In Colorado mountain towns, where affordable housing is scarce, “even living out of your car is gentrified” |

In Colorado mountain towns, where affordable housing is scarce, “even living out of your car is gentrified”

Activist Raychel Kelly is negotiating to designate a second safe zone in Breckenridge

Bruce Finley
The Denver Post
Annie San Roman, 18, folds one of her work dresses as she puts away her laundry on Aug. 2, 2022, inside the government-owned trailer where she lives as part of a program to house members of the workforce in Salida. San Roman grew up in the area and currently has one job, but she hopes soon to start a second job at grocery store in town. The City of Salida and Chaffee Housing Authority started the program, called “Open Doors,” to help local workers find affordable places to stay. Tenants need to be referred by their employer to apply to the program.
RJ Sangosti/The Denver Post

BRECKENRIDGE — Blocked from sleeping in vehicles parked within municipal boundaries, workers in profit-minded Colorado mountain towns now must seek “safe outdoor space” — in Walmart lots, forests or newly designated areas with Wi-Fi and access to bathrooms.

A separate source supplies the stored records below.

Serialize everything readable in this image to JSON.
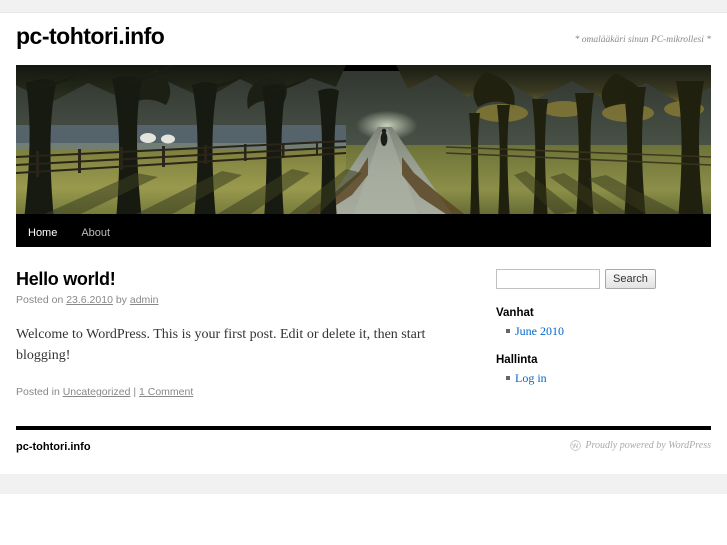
{
  "site": {
    "title": "pc-tohtori.info",
    "description": "* omalääkäri sinun PC-mikrollesi *"
  },
  "nav": {
    "items": [
      {
        "label": "Home",
        "current": true
      },
      {
        "label": "About",
        "current": false
      }
    ]
  },
  "header_image": {
    "alt": "tree-lined path with fence",
    "name": "path-header-image"
  },
  "post": {
    "title": "Hello world!",
    "meta_prefix": "Posted on ",
    "date": "23.6.2010",
    "meta_by": " by ",
    "author": "admin",
    "body": "Welcome to WordPress. This is your first post. Edit or delete it, then start blogging!",
    "utility_prefix": "Posted in ",
    "category": "Uncategorized",
    "utility_sep": " | ",
    "comments": "1 Comment"
  },
  "sidebar": {
    "search": {
      "value": "",
      "placeholder": "",
      "button_label": "Search"
    },
    "widgets": [
      {
        "title": "Vanhat",
        "items": [
          "June 2010"
        ]
      },
      {
        "title": "Hallinta",
        "items": [
          "Log in"
        ]
      }
    ]
  },
  "footer": {
    "site_info": "pc-tohtori.info",
    "generator": "Proudly powered by WordPress",
    "generator_icon": "wordpress-logo-icon"
  },
  "colors": {
    "link": "#0066cc",
    "nav_background": "#000000",
    "nav_active_text": "#ffffff",
    "nav_text": "#bbbbbb",
    "muted_text": "#888888",
    "page_background": "#ffffff",
    "strip_background": "#f1f1f1"
  }
}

But homeowners oppose these SOS zones in Salida and Breckenridge as “band-aids” encouraging vehicle-based living. And workers who park there are charged $300 a month in Salida and $45 in Breckenridge ($80 if rec center showers are included).

Colorado’s widening kibosh on sleeping in vehicles adds to festering pain beneath the state’s recreation-oriented tourism and house-buying economic fervor. Towns are transformed and celebrated as mountain amusement havens where river rafts and mountain bikes glide. But an intensifying housing squeeze hits workers hardest and now threatens service. These new accommodations have emerged as government-backed efforts to retain workers and also keep parking spaces free for visitors and well-to-do newcomers.

Across mountainous western Colorado, cars as cocoons for sleep and sanity serve as last-resort shelters helping hundreds who provide services stay around. Yet “parking is at a premium,” said Margaret Bowes, director of the Colorado Association of Ski Towns, welcoming the creation of new designated overnight lots.

“It’s just a safe place to park where people aren’t going to be bothered by police,” Bowes said. “These are the people keeping our communities running. We need them here.”